I think the hardest challenge the school board faces is the need to end the football program because football is a tradition that is ingrained deep into the culture of the community. However, because it does more harm than is proper for what any community has a right to impose upon children, it is the only responsible choice. The biggest challenge is the problem of students graduating high school mathematically semi-literate and unprepared for the demands of higher education math and the demands of mathematical literacy in most modern industry.
What would you like to see done with the Milford Middle School building that was recently closed?
A comparison between the cost of repair and the cost of replacing an unserviceable building must be carefully studied. It is my understanding that it is likely to be cheaper in the long run to replace it with a modern energy and maintenance efficient building. Whether it is cheaper to demolish the old building or to leave it for some purpose such as storage must be made by consensus of the school board.
How do you feel about the implementation of three additional School Resource Officers in the District?
I want to see proof that additional we need three additional School Resource Officers before going forward with recruiting them.
What are your thoughts surrounding DCAS testing ?
DCAS testing is a tool for gaining part of the picture of how well students are learning. However, if in higher education there is no such testing required to earn a bachelor’s degree because the grades in the individual courses are considered accurate enough to judge academic performance, and even in some master’s degree programs there is no such testing, (For a PhD there are comprehensive exams separate from the course exams.), I am skeptical that DCAS is necessary to determine whether a student who made good enough grades passing all required courses has fulfilled what should be required to graduate.
Why should voters choose you on election day ?
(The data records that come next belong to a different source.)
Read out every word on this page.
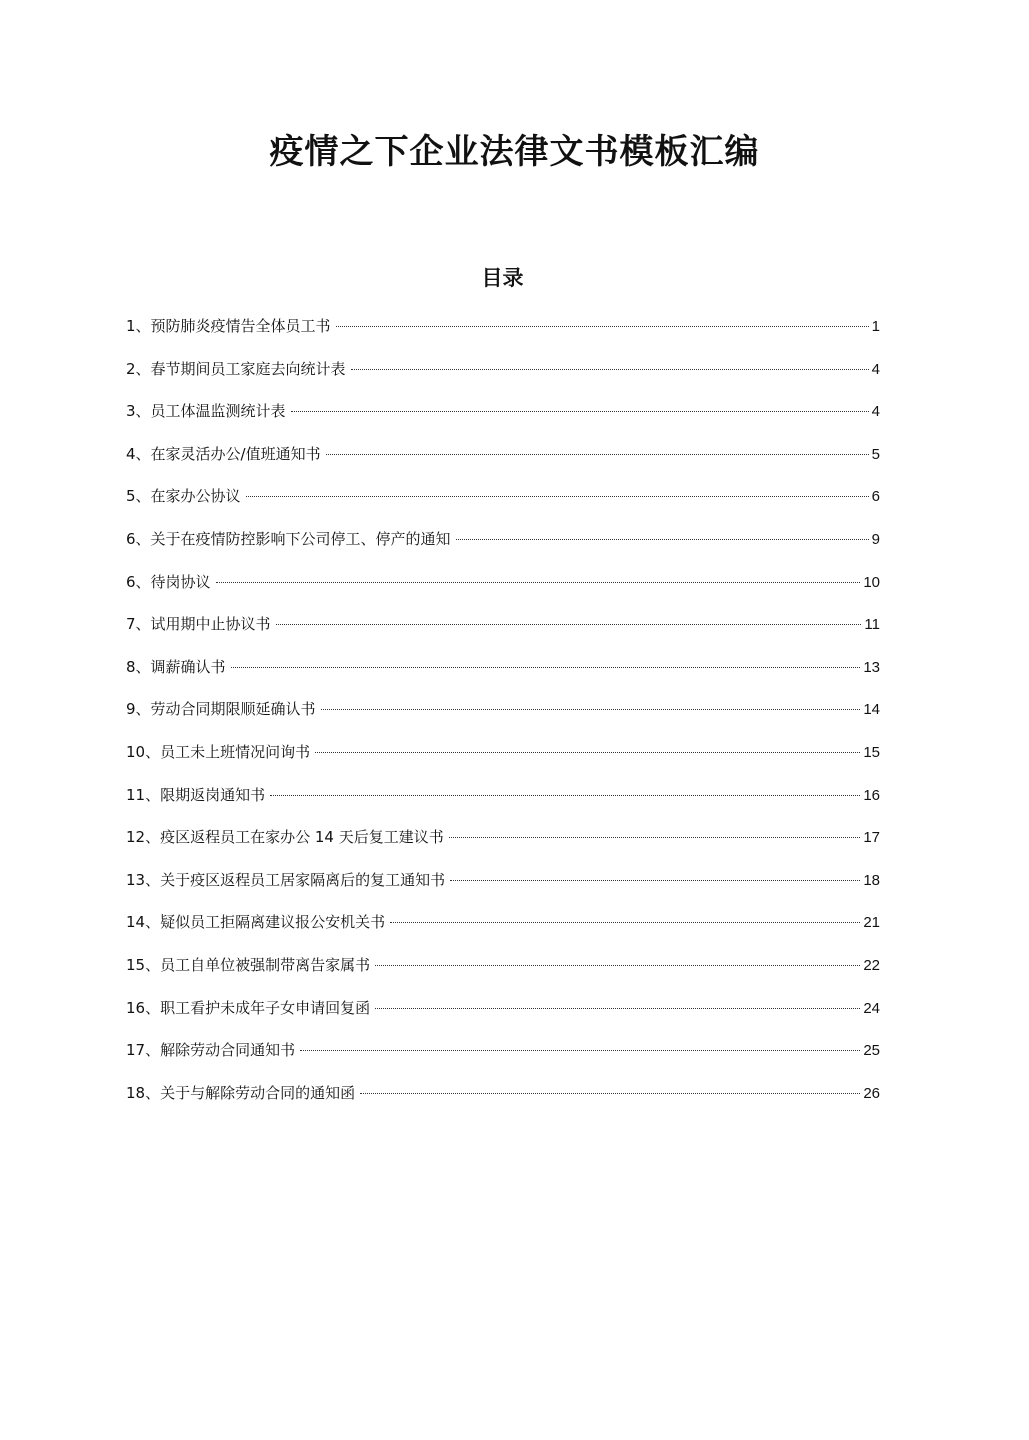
疫情之下企业法律文书模板汇编
目录
1、 预防肺炎疫情告全体员工书	1
2、 春节期间员工家庭去向统计表	4
3、 员工体温监测统计表	4
4、 在家灵活办公/值班通知书	5
5、 在家办公协议	6
6、 关于在疫情防控影响下公司停工、停产的通知	9
6、 待岗协议	10
7、 试用期中止协议书	11
8、 调薪确认书	13
9、 劳动合同期限顺延确认书	14
10、 员工未上班情况问询书	15
11、 限期返岗通知书	16
12、 疫区返程员工在家办公 14 天后复工建议书	17
13、 关于疫区返程员工居家隔离后的复工通知书	18
14、 疑似员工拒隔离建议报公安机关书	21
15、 员工自单位被强制带离告家属书	22
16、 职工看护未成年子女申请回复函	24
17、 解除劳动合同通知书	25
18、 关于与解除劳动合同的通知函	26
As far as I know, I am the only candidate who dares to propose the phasing out of football and the removing of vending machines. The public deserves the choice in this matter. I also work in the higher education system and I know what it takes to succeed in college or university. I will bring to bear this knowledge and experience to try to prepare students for higher education, which in today’s society, is a must if a young person is not to be condemned to a likelihood of lifetime poverty. I also want to see the liberal arts, (literature, visual arts, and music training electives) preserved because these things, even though they do not directly teach how to make a living, teach people how to live, how to experience empathy, and how to be more human so that they will be better and more responsible citizens than so many economically successful executives of such corporations as the bankers on Wall Street who were convicted of crimes and tobacco and commercial food executives who think there is nothing wrong with destroying public health in order to maximize profit.